Accurately annotating your data is a key success factor in training high-performing machine learning models. Unfortunately, it’s also notoriously difficult, time-consuming, and expensive. If you have hundreds of thousands — or even hundreds of millions — of data points to label, how should you go about picking what to label, and in which order?
[CTT: Not all data is of equal value to your machine learning models. Smart data curation saves resources, time, and a lot of headaches.]
The good news is that there are techniques that enable you to curate your data efficiently, saving the valuable time of your ML engineers who can add the most value by building high-performance models and integrating them into your business workflows.
To empower them to succeed, all you need is the right tools and a more systematic approach to data annotation.
Long-term consequences of not curating your data
One of the most common consequences of not curating training data is that the trained model will show poor performance when needing to generalize.
Here’s an extreme example: let’s say you’re training a model to detect pedestrians captured by crosswalk cameras. You feed your model with images of thousands of pedestrians crossing over the course of many days, but all at the same intersection.
Even if your labels are extremely precise, your model won’t perform well when attempting to detect pedestrians crossing a different street, or from a different angle — let alone in the rain or snow.
To avoid situations like this, some organizations will manually filter their data, picking the subsets that they believe to be most relevant. While this is a step toward a more measured data annotation strategy, this adds resources and effort to an already labor-intensive data preparation process. Even if manual sorting could fit into a development schedule, human error and misunderstanding of model training requirements could dilute your training data pool with improper or redundant examples.

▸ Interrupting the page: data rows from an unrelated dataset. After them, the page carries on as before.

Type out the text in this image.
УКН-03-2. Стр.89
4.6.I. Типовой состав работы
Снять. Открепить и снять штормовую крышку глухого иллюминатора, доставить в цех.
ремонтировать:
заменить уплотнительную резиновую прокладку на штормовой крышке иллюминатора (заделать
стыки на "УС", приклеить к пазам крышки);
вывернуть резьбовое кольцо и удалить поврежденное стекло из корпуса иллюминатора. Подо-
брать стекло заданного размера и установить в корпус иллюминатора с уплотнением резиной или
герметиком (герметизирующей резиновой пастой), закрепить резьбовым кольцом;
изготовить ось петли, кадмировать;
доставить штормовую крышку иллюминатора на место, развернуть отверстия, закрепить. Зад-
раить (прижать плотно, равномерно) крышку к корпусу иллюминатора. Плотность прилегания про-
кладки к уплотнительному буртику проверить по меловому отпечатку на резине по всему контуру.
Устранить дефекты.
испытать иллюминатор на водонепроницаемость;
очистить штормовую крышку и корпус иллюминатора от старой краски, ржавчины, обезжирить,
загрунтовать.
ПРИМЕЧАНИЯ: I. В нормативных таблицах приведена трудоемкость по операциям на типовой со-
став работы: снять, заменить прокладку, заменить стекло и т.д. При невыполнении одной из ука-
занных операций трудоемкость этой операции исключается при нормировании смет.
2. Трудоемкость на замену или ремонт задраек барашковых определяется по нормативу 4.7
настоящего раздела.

In short: with manual data curation, there’s no guarantee that the data you select will in fact be the most valuable input for your model.
Defining your filtering goal
The first step to curating training data is investigating the faults in your ML model and setting training goals based on business needs. Look at your end-user experience: where is it faulting? What is the opportunity cost of solving for it?
For instance, on one end of the spectrum, your model might require an annotated training set that is representative of the entire body of data because your model is failing to perform across a variety of jobs.
“Our model is performing so poorly that our users will not trust it. We need to raise that baseline, so let’s collect more data.”
The inverse of this situation might also be true. Perhaps your model is performing well in general, but you have noticed that it often fails under specific circumstances. In this case, your training goal should be to increase data examples that contain information relevant to the ML model’s weak areas.
“My model is doing poorly on some classes that are very important to my end user. I want to find data as close to those classes, annotate them, and use them to re-train my model.”
There are an endless number of training goals that might fall anywhere in between; training goals are organization-specific and will change over time as your model develops.
You need seamless integration between tasks
With your filtering goal in place, you need seamless integration between different tasks to allow model development and iteration to move quickly and efficiently.
Let’s consider what this might look like:
- You’ve set your filtering goal, and have a system in place to allow you to efficiently curate your data accordingly.
- You send this subset of your data for annotation, and leverage it to re-train your model.
- With this new data in play, you use the predictions of your model to inform the next iteration of filtering, annotation, and re-training.
- Rinse and repeat. Tweak your filtering goal as needed.
Coupled with a strong data filtering goal, a tight feedback loop will ensure you are never annotating images that are not aligned with your current model improvement strategy. You’ll be set up to label your data in a very strategic, almost surgical way.
Put otherwise, you’re not paying for useless labels that will not help your model reach its peak performance.
Not only will you be targeting the data that would be most helpful to your model, but you are also reducing the amount of data that needs to be annotated, speeding up the entire training cycle.
More data is not necessarily better
All else being equal, more labeled data is better.
But the fact is that most organizations don’t have the luxury of infinite data pools and cash flow. In the absence of that, you must be smart about what data will have the biggest impact in the shortest timespan over your model performance.
With a strategic filtering goal, data curation tools, and tight feedback loops in place, you’ll never be annotating for long without seeing the results on your model performance.
If the results start to stagnate, you’ve either hit the maximum performance that you can reasonably achieve with the data you have, or you’re doing something else wrong – which should in turn trigger you to revisit your data filtering goal.
This approach to labeling your data yields more than just curated data; it also brings invaluable insights into your data that will get you to production more quickly and cost-effectively.
In a recent chat, Yannick Donnelly, Sr Solutions Engineer at Sama, summarized it beautifully for me:
“It’s not just data curation — it’s data insights.”